Injunctions are court orders. Some injunctions are prohibitive, meaning that their purpose is to compel a wrongdoer to cease actions that are causing harm to another. Other injunctions are issued by the court for the purpose of compelling a party to do some action that it should have been doing in the past.

A motion for summary judgment is a proceeding in which a court is asked to dispose of all or part of a claim without going to trial. In order to be successful in a summary judgment motion, the party seeking summary judgment must convince the court that with respect to specific facts pleaded, there is no genuine issue for trial. Summary judgement motions are used by a party to end a lawsuit in its early stages by showing the court that it has a strong enough case to win at trial.

Intentional actions designed to damage business or contractual relationships are wrongful acts and remedies can be sought through the courts. To be successful in an action of this kind, a plaintiff must successfully prove the following elements:

  • The defendant’s intention to injure the plaintiff.
  • This injury took place through interference with the plaintiff’s economic arrangements.
  • The injury was carried out unlawfully.
  • As a result of the injury, the defendant suffered economic loss.

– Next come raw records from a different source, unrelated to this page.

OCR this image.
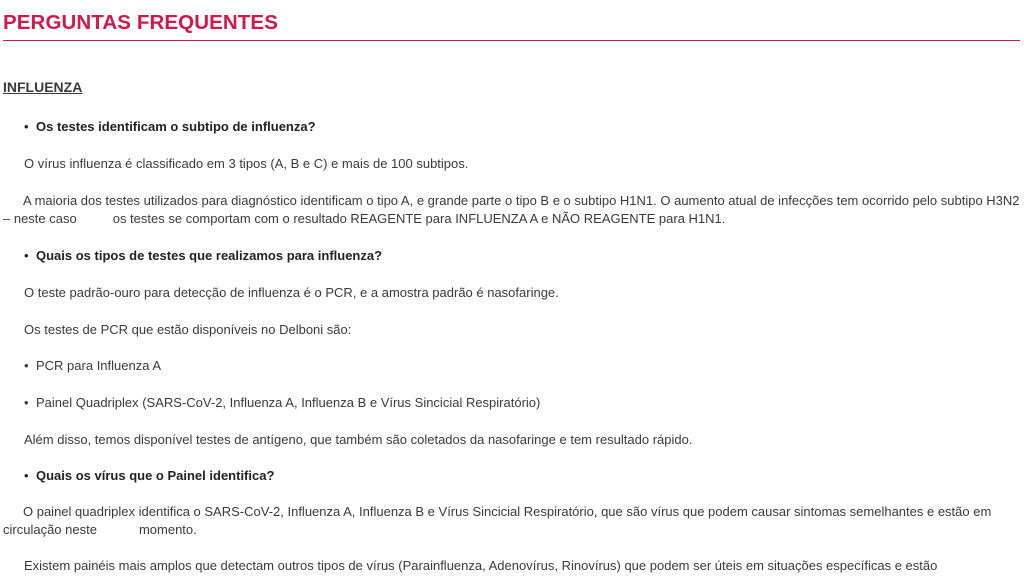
PERGUNTAS FREQUENTES
INFLUENZA
• Os testes identificam o subtipo de influenza?
O vírus influenza é classificado em 3 tipos (A, B e C) e mais de 100 subtipos.
A maioria dos testes utilizados para diagnóstico identificam o tipo A, e grande parte o tipo B e o subtipo H1N1. O aumento atual de infecções tem ocorrido pelo subtipo H3N2 – neste caso	os testes se comportam com o resultado REAGENTE para INFLUENZA A e NÃO REAGENTE para H1N1.
• Quais os tipos de testes que realizamos para influenza?
O teste padrão-ouro para detecção de influenza é o PCR, e a amostra padrão é nasofaringe.
Os testes de PCR que estão disponíveis no Delboni são:
• PCR para Influenza A
• Painel Quadriplex (SARS-CoV-2, Influenza A, Influenza B e Vírus Sincicial Respiratório)
Além disso, temos disponível testes de antígeno, que também são coletados da nasofaringe e tem resultado rápido.
• Quais os vírus que o Painel identifica?
O painel quadriplex identifica o SARS-CoV-2, Influenza A, Influenza B e Vírus Sincicial Respiratório, que são vírus que podem causar sintomas semelhantes e estão em circulação neste	momento.
Existem painéis mais amplos que detectam outros tipos de vírus (Parainfluenza, Adenovírus, Rinovírus) que podem ser úteis em situações específicas e estão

ADR refers to various types of dispute mechanisms such as negotiation and mediation that can be used to resolve disputes outside of the courtroom.

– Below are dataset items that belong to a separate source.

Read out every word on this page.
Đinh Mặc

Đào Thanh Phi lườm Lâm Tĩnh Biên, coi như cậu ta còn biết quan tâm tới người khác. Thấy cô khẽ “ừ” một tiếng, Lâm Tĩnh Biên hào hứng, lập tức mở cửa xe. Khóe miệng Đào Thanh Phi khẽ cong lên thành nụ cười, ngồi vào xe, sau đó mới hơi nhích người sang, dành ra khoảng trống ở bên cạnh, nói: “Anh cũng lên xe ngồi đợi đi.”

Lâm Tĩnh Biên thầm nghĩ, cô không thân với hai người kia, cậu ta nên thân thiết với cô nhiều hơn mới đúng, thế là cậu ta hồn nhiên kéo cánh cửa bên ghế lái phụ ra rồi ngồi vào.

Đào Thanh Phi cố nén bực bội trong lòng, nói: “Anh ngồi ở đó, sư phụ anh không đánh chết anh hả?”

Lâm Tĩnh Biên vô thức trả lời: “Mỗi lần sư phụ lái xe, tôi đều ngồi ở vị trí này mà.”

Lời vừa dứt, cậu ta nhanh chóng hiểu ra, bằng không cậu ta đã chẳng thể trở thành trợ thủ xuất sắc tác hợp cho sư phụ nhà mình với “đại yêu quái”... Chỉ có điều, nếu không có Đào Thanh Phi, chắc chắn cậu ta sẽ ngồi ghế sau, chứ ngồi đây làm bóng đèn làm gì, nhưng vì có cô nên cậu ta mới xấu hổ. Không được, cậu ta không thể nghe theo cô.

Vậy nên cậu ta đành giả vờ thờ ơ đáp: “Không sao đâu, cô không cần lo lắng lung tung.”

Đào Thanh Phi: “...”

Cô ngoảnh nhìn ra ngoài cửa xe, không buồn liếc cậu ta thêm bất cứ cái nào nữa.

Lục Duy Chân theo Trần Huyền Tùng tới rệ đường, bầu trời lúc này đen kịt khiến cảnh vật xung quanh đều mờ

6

Negotiations are discussions entered into for the purpose of reaching an agreement. Successful negotiators are well prepared and have an arsenal of strategies and tactics at their disposal, and they need to be flexible and adopt whichever strategy and tactic is most likely to succeed in a particular situation.

Mediation is a process whereby a neutral third party facilitates the resolution of a dispute. The mediator helps the parties to reduce obstacles in communication, articulate their needs and interests, and explore alternatives.

If there is just cause for dismissal, employers are not required to provide an employee with notice prior to dismissal. Just cause can be based on a variety of behaviours including insubordination, failure to follow orders, theft, breach of contractual terms, or poor performance. The costs of termination can be minimized by crafting strong employment contracts that are likely to be upheld in court and by effectively communicating well drafted policies that govern behaviour in the workplace. Contracts and policy documents can also be instrumental in minimizing the costs of wrongful dismissal suits.

Upon the termination of the employment relationship, non-competition and non-solicitation clauses often become the subject of litigation with respect to whether or not these clauses are enforceable. To be successful in these cases, an employer must show that the restrictions placed on the employee are reasonable, taking into consideration the surrounding circumstances, including the wording of the clause, the nature of the business and the agreement itself.